El café, la chicha y el condumio de tamales provocaba en el coro revolucionario un humor parejo, y todos respiraron con las mismas soflamas: Alegres y abullangados, jugaban del vocablo: Melosos y corteses, salvaban con disculpas las leperadas: Compadritos, se hacían mamolas de buenas amistades:

—¡Valedorcito!

—¡Mi viejo!

—¡Nos vemos!

—¡Nos vemos!

Se arengaban con el último saludo, puestos en las sillas, revolviendo los caballos, galopando dispersos por el vasto horizonte llanero.

II

El sol de la mañana inundaba las siembras nacidas y las rojas parcelas recién aradas, espesuras de chaparros y prodigiosos maniguares con los toros tendidos en el carrero de sombra, despidiendo vaho. La Laguna de Ticomaipú era, en su cerco de tolderías, un espejo de encendidos haces. El patrón galopa, en su alegre tordillo, por el borde de una acequia, y arrea detrás su cuartago el mayoral ranchero.

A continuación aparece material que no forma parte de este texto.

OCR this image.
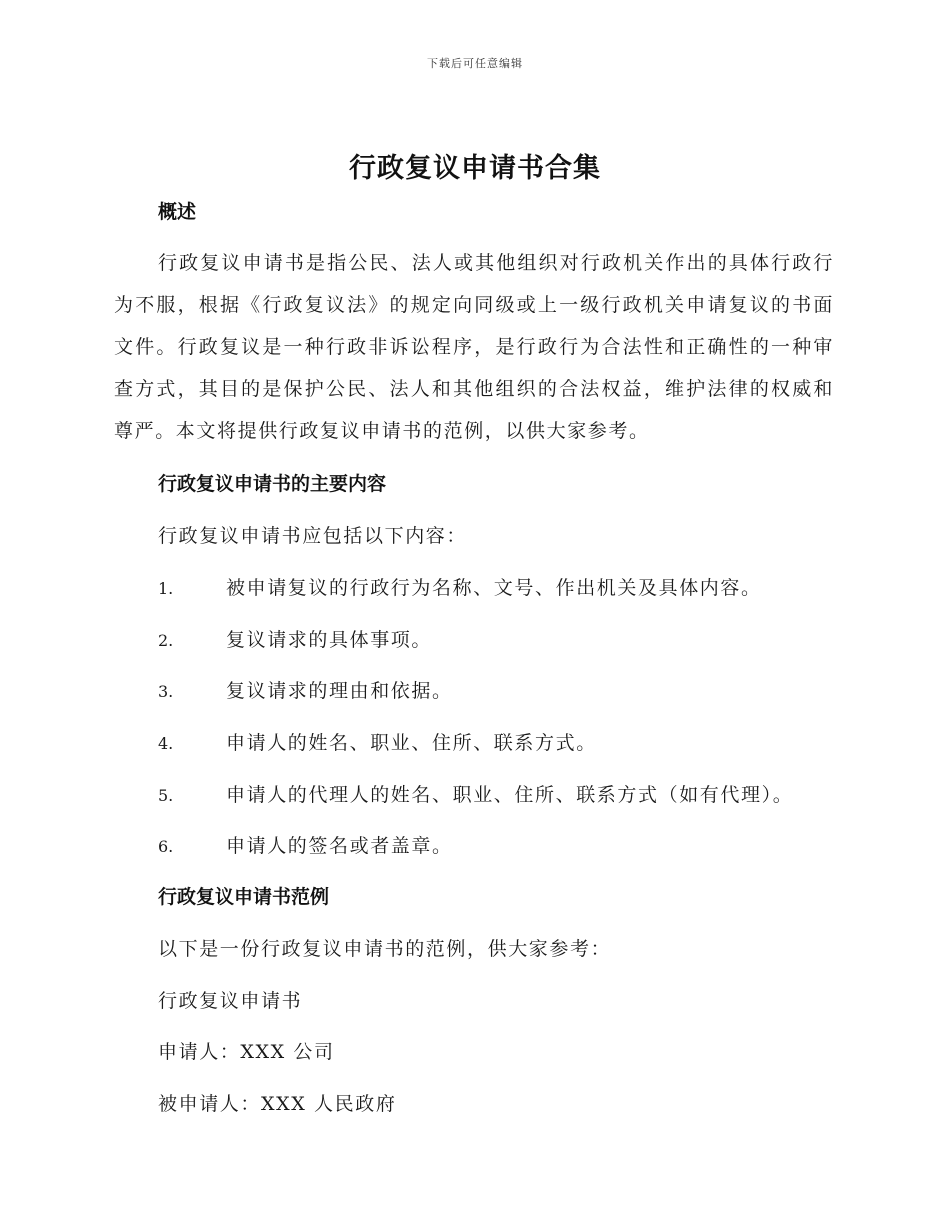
下载后可任意编辑
行政复议申请书合集
概述
行政复议申请书是指公民、法人或其他组织对行政机关作出的具体行政行为不服，根据《行政复议法》的规定向同级或上一级行政机关申请复议的书面文件。行政复议是一种行政非诉讼程序，是行政行为合法性和正确性的一种审查方式，其目的是保护公民、法人和其他组织的合法权益，维护法律的权威和尊严。本文将提供行政复议申请书的范例，以供大家参考。
行政复议申请书的主要内容
行政复议申请书应包括以下内容：
1.	被申请复议的行政行为名称、文号、作出机关及具体内容。
2.	复议请求的具体事项。
3.	复议请求的理由和依据。
4.	申请人的姓名、职业、住所、联系方式。
5.	申请人的代理人的姓名、职业、住所、联系方式（如有代理）。
6.	申请人的签名或者盖章。
行政复议申请书范例
以下是一份行政复议申请书的范例，供大家参考：
行政复议申请书
申请人：XXX 公司
被申请人：XXX 人民政府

Repiques y cohetes alegran la cálida mañana. Una romería de canoas, engalanadas con flámulas, ramajes y reposteros de flores, sube por los canales, con fiesta de indios. Casi zozobraba la leve flotilla con tantos triunfos de músicas y bailes: Una tropa cimarrona —caretas de cartón, bandas, picas, rodelas— ejecuta la danza de los matachines, bajo los palios de la canoa capitana: Un tambor y un figle pautan los compases de piruetas y mudanzas. Aparece a lo lejos la casona del fundo. Sobre el verde de los oscuros naranjales promueven resplandores de azulejos, terradillos y azoteas. Con la querencia del potrero, las monturas avivaban la galopada. El patrón, arrendado en el camino mientras el mayoral corre la talanquera, se levanta en los estribos para mirar bajo los arcos: El Coronelito, tumbado en la hamaca, rasguea la guitarra y hace bailar a los chamacos: Dos mucamas cobrizas, con camisotes descotados, ríen y bromean tras de la reja cocineril con geranios sardineros. Filomeno Cuevas caracolea el tordillo, avispándole el anca con la punta del rebenque: De un bote penetra en el tapiado:

—¡Bien punteada, mi amigo! Haces tú pendejo a Santos Vega.